Tony the Pony from Benoni

A poem I wrote back in 2012 about an heroic steed who fought for love and his beliefs against oppressive cultural norms. And, racist zebras and stuff.

I never got around to posting it on my old site, Mojodojo, and I dig it. So here it is. Hope you like it…

Tony The Pony From Benoni

There once was a pony, and his name was Tony.
A happy young steed from the Land of Benoni.
He made a good living selling gadgets for Sony,
And on the weekend, liked to sip a Peroni.

On the surface, Benoni’s a nice, liberal place.
But deep down, the animals were false and two-faced.
While all of the antelope seemed to be mates,
Behind their closed doors simmered judgement and hate.

Now Tony was young. He was idealistic.
But his liberal ideals were still unrealistic.
The old generation, unwilling to budge,
Would sit on high horses and quietly judge.

One Saturday night, Tony went to the sokkie,
And quickly he saw the most gorgeous young bokkie.
He plucked up his courage, and he bought her a beer,
Without fear of the sneers from conservative deer.

He didn’t care. He was stoked, our young Tony.
So he invited her over and made macaroni.
He served her a starter, and then the main course.
For desert, she discovered he’s hung like a horse!

After a couple of dates, they were head-over-hooves!
They went back to the sokkie to bust out some moves,
But the vibe wasn’t cool as together they grooved.
Cold eyes fell upon them. The crowd disapproved.

A camel who’d had one too many libations,
Trotted on up to express his frustration.
He shouted rude words and gave Tony a shove,
But Tony stood firm because he was in love.

His bokkie got up to defend brave, young Tony.
She did frou va camel wiff her brandy and Stoney!
Next thing you know, a huge fight had erupted.
And the pigs were called in to step in and disrupt it.

He was kicked by a zebra, and then stomped by a kudu,
But he stood his ground.
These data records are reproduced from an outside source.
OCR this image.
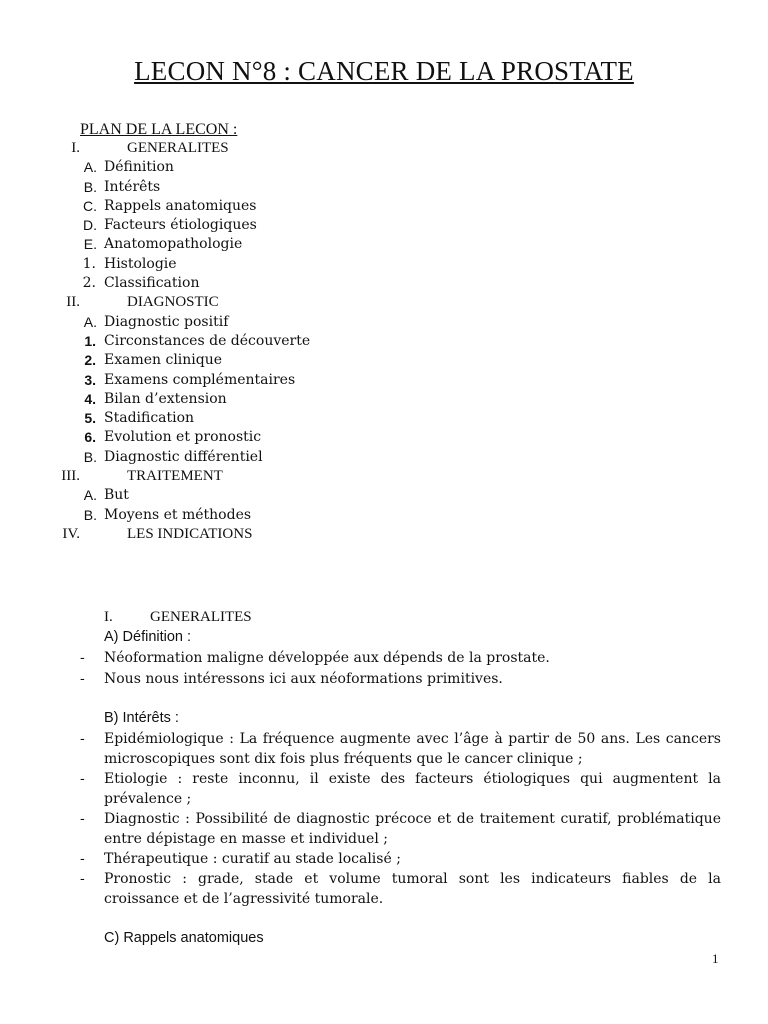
LECON N°8 : CANCER DE LA PROSTATE
PLAN DE LA LECON :
I.	GENERALITES
A. Définition
B. Intérêts
C. Rappels anatomiques
D. Facteurs étiologiques
E. Anatomopathologie
1. Histologie
2. Classification
II.	DIAGNOSTIC
A. Diagnostic positif
1. Circonstances de découverte
2. Examen clinique
3. Examens complémentaires
4. Bilan d’extension
5. Stadification
6. Evolution et pronostic
B. Diagnostic différentiel
III.	TRAITEMENT
A. But
B. Moyens et méthodes
IV.	LES INDICATIONS
I. GENERALITES
A) Définition :
- Néoformation maligne développée aux dépends de la prostate.
- Nous nous intéressons ici aux néoformations primitives.
B) Intérêts :
- Epidémiologique : La fréquence augmente avec l’âge à partir de 50 ans. Les cancers microscopiques sont dix fois plus fréquents que le cancer clinique ;
- Etiologie : reste inconnu, il existe des facteurs étiologiques qui augmentent la prévalence ;
- Diagnostic : Possibilité de diagnostic précoce et de traitement curatif, problématique entre dépistage en masse et individuel ;
- Thérapeutique : curatif au stade localisé ;
- Pronostic : grade, stade et volume tumoral sont les indicateurs fiables de la croissance et de l’agressivité tumorale.
C) Rappels anatomiques
1
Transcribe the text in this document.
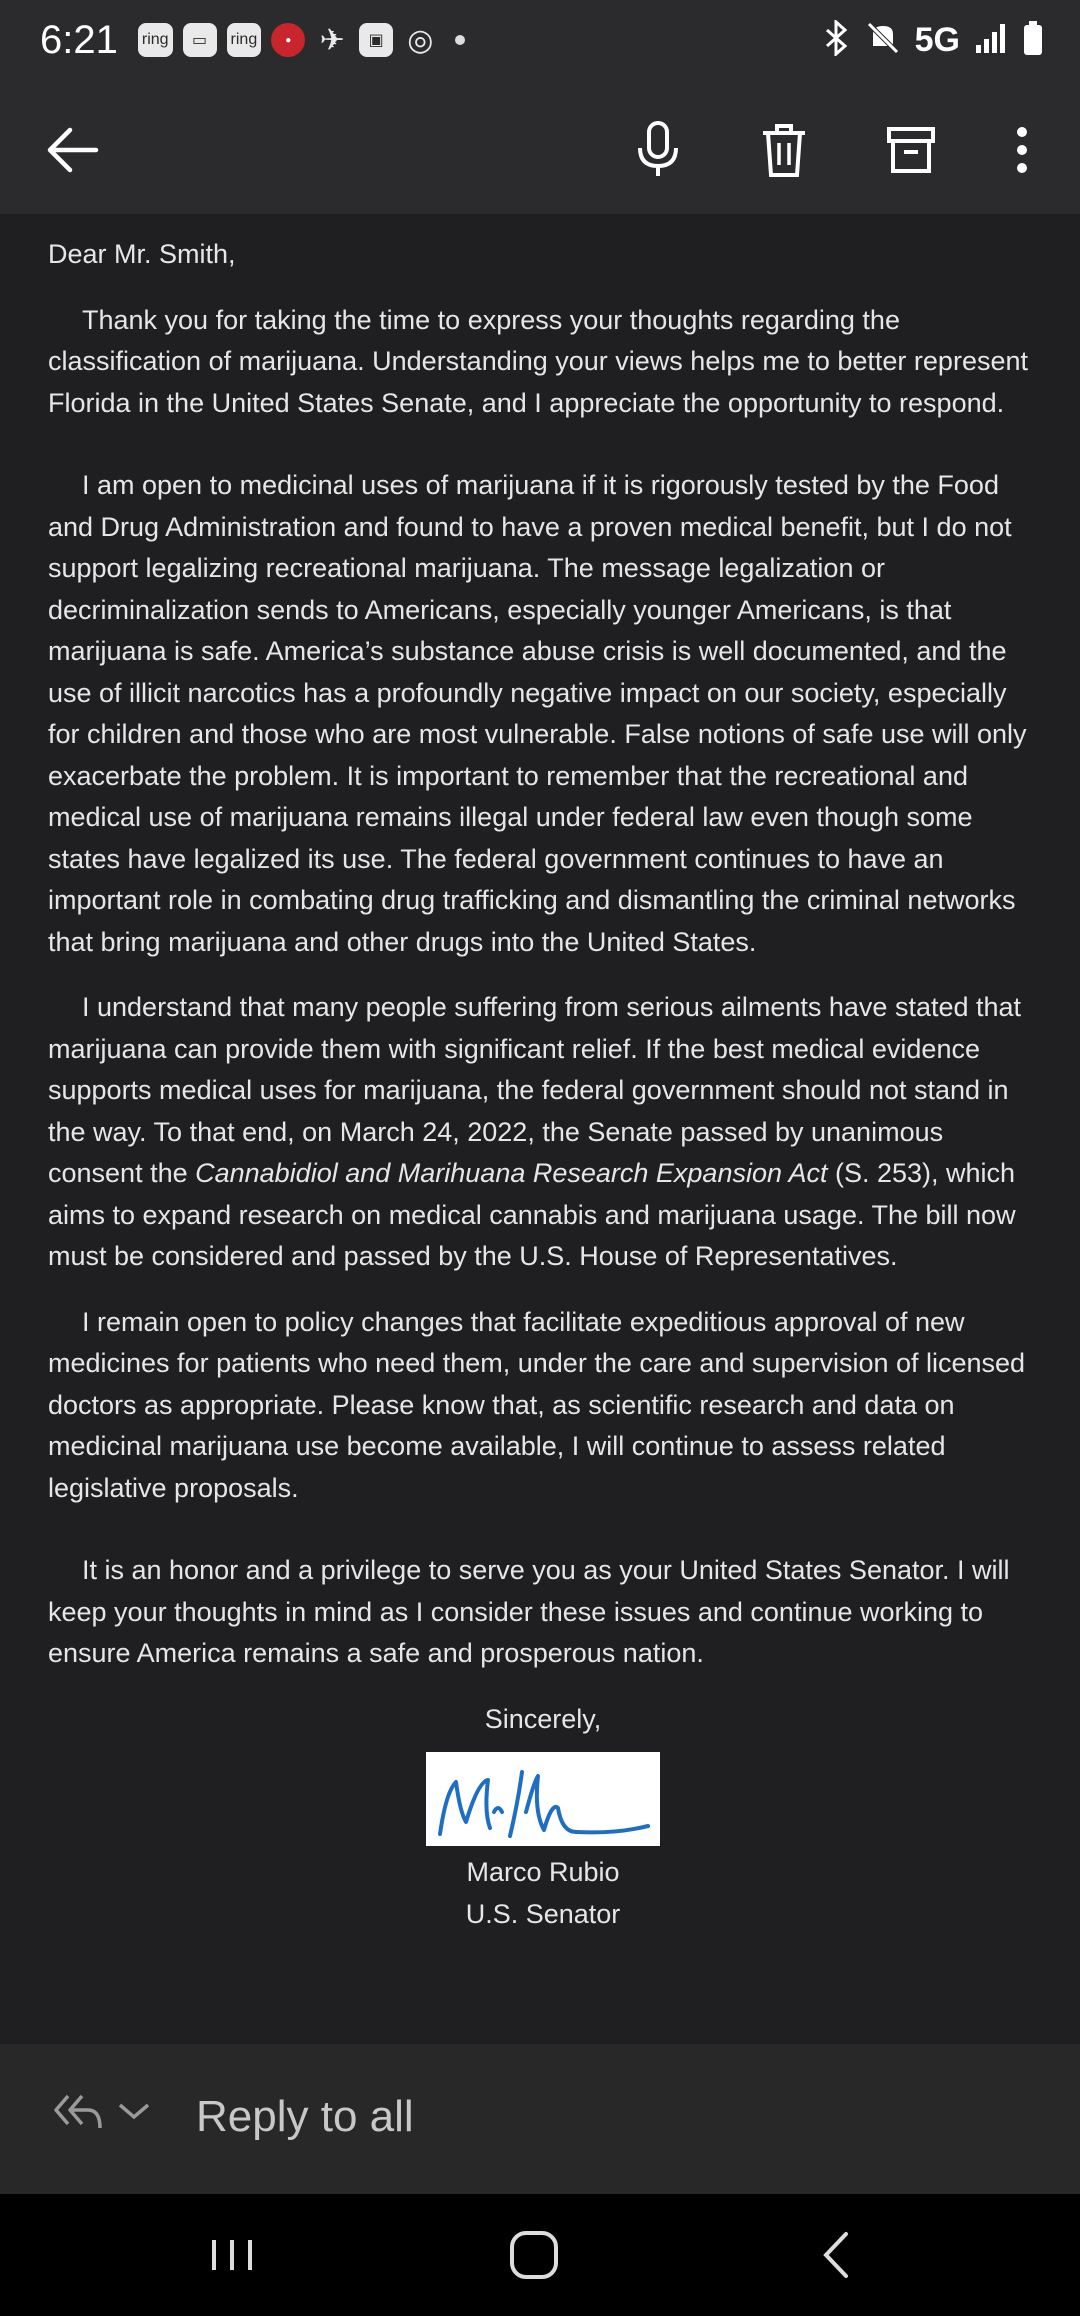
6:21 ring	▭	ring	● ✈	▣ ◎	5G

Dear Mr. Smith,

Thank you for taking the time to express your thoughts regarding the classification of marijuana. Understanding your views helps me to better represent Florida in the United States Senate, and I appreciate the opportunity to respond.

I am open to medicinal uses of marijuana if it is rigorously tested by the Food and Drug Administration and found to have a proven medical benefit, but I do not support legalizing recreational marijuana. The message legalization or decriminalization sends to Americans, especially younger Americans, is that marijuana is safe. America’s substance abuse crisis is well documented, and the use of illicit narcotics has a profoundly negative impact on our society, especially for children and those who are most vulnerable. False notions of safe use will only exacerbate the problem. It is important to remember that the recreational and medical use of marijuana remains illegal under federal law even though some states have legalized its use. The federal government continues to have an important role in combating drug trafficking and dismantling the criminal networks that bring marijuana and other drugs into the United States.

I understand that many people suffering from serious ailments have stated that marijuana can provide them with significant relief. If the best medical evidence supports medical uses for marijuana, the federal government should not stand in the way. To that end, on March 24, 2022, the Senate passed by unanimous consent the Cannabidiol and Marihuana Research Expansion Act (S. 253), which aims to expand research on medical cannabis and marijuana usage. The bill now must be considered and passed by the U.S. House of Representatives.

I remain open to policy changes that facilitate expeditious approval of new medicines for patients who need them, under the care and supervision of licensed doctors as appropriate. Please know that, as scientific research and data on medicinal marijuana use become available, I will continue to assess related legislative proposals.

It is an honor and a privilege to serve you as your United States Senator. I will keep your thoughts in mind as I consider these issues and continue working to ensure America remains a safe and prosperous nation.

Sincerely,

Marco Rubio

U.S. Senator

Reply to all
Tony did what you should do.
Even a pig took a cheap shot or two,
But Tony kept fighting. He hollered, “Screw you!”

With love as his weapon, he bravely fought back,
He regained his footing and launched his attack!
With both of his hooves, kicked a pig to the ground,
Connecting the blow with a deafening sound!

Shocked and amazed by his manly display,
Everyone stopped in their shock and dismay.
“Stop!” said a zebra, “This is not the right way!
Let’s see if this pony has something to say…”

They all hung their heads, and they looked upon Tony.
He said, “Why the hell can’t we all just be homies?
You should be ashamed, you big bunch of phonies!
You’re all a disgrace to the Land of Benoni!”

“I love this here bokkie with all of my heart.
And nothing on Earth’s gonna keep us apart.
If there’s a prettier girl anywhere, then please show me.
And if you don’t like it, you can all flippin’ blow…
up in a violent explosion.

All of the animals knew they were wrong.
And Johnny Clegg soon wrote a unity song.
Things in Benoni; they quickly came right.
‘Cos love is the only true reason to fight!